White rice, a hamburger patty, and a fried egg stacked the plate that arrived at our table. The waitress did the honor and smothered the trio with beef gravy. I was seriously concerned I was in over my head this time.When did this combination of textures and flavors ever seemed appetizing to anyone? To my surprise, it was absolutely delicious--the perfect blend of flavors for a hearty morning meal! The BF was shocked I liked it; so shocked he had to try it for himself. By the time he was done with this taste test, there was barely any left. We had drank the loco moco Kool-Aid and there was no looking back.
Jo-Jo's Shave Ice in Waimea by The Brave Little Cheesehead at bravelittlecheesehead.com6. Jo-Jo's Shave Ice in Waimea
Alright, here's a recommendation that we continuously heard before heading to Hawaii. "You've GOT to go to Jo-Jo's Shave Ice. It's the best on the island. Really, go!"

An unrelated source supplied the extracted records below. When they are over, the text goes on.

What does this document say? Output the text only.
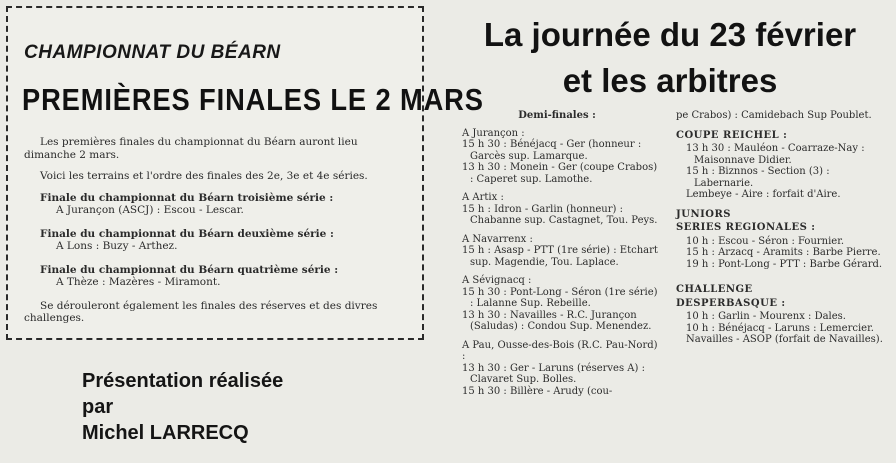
CHAMPIONNAT DU BÉARN
PREMIÈRES FINALES LE 2 MARS

Les premières finales du championnat du Béarn auront lieu dimanche 2 mars.

Voici les terrains et l'ordre des finales des 2e, 3e et 4e séries.

Finale du championnat du Béarn troisième série :

A Jurançon (ASCJ) : Escou - Lescar.

Finale du championnat du Béarn deuxième série :

A Lons : Buzy - Arthez.

Finale du championnat du Béarn quatrième série :

A Thèze : Mazères - Miramont.

Se dérouleront également les finales des réserves et des divres challenges.

Présentation réalisée
par
Michel LARRECQ
La journée du 23 février
et les arbitres
Demi-finales :
A Jurançon :
15 h 30 : Bénéjacq - Ger (honneur : Garcès sup. Lamarque.
13 h 30 : Monein - Ger (coupe Crabos) : Caperet sup. Lamothe.
A Artix :
15 h : Idron - Garlin (honneur) : Chabanne sup. Castagnet, Tou. Peys.
A Navarrenx :
15 h : Asasp - PTT (1re série) : Etchart sup. Magendie, Tou. Laplace.
A Sévignacq :
15 h 30 : Pont-Long - Séron (1re série) : Lalanne Sup. Rebeille.
13 h 30 : Navailles - R.C. Jurançon (Saludas) : Condou Sup. Menendez.
A Pau, Ousse-des-Bois (R.C. Pau-Nord) :
13 h 30 : Ger - Laruns (réserves A) : Clavaret Sup. Bolles.
15 h 30 : Billère - Arudy (cou-
pe Crabos) : Camidebach Sup Poublet.
COUPE REICHEL :
13 h 30 : Mauléon - Coarraze-Nay : Maisonnave Didier.
15 h : Biznnos - Section (3) : Labernarie.
Lembeye - Aire : forfait d'Aire.
JUNIORS
SERIES REGIONALES :
10 h : Escou - Séron : Fournier.
15 h : Arzacq - Aramits : Barbe Pierre.
19 h : Pont-Long - PTT : Barbe Gérard.
CHALLENGE
DESPERBASQUE :
10 h : Garlin - Mourenx : Dales.
10 h : Bénéjacq - Laruns : Lemercier.
Navailles - ASOP (forfait de Navailles).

After a day of driving up Waimea Canyon, we were ready to indulge in this icy treat chalked up to be the best in the business. It took some navigating to reach Jo-Jo's Shave Ice since it moved to a new location that wasn't noted online. Locals pointed us in the right direction (head toward Lihue on the main highway and turn left at the Bank of Hawaii, it'll be directly in front of you).

Stuffed at the bottom of this large Styrofoam cup is a heaping scoop of macadamia nut ice cream (again, delicious)! Then comes the mound of shaved ice, flavored with two homemade syrups. This was the hardest part--there were so many options! In a few minutes of standing outside in the sun, the ice and ice cream began to melt, making it a sweet, creamy shake-like dessert.

Go to Jo-Jo's? I mean, okay okay! Don't twist my arm... ;)

We got our fill of favorite dishes before leaving for Washington. But thankfully the Northwest is home to a number of authentic Hawaiian restaurants that recreate many of our favorite dishes from Kauai. We never have to go too long without our fix of loco moco.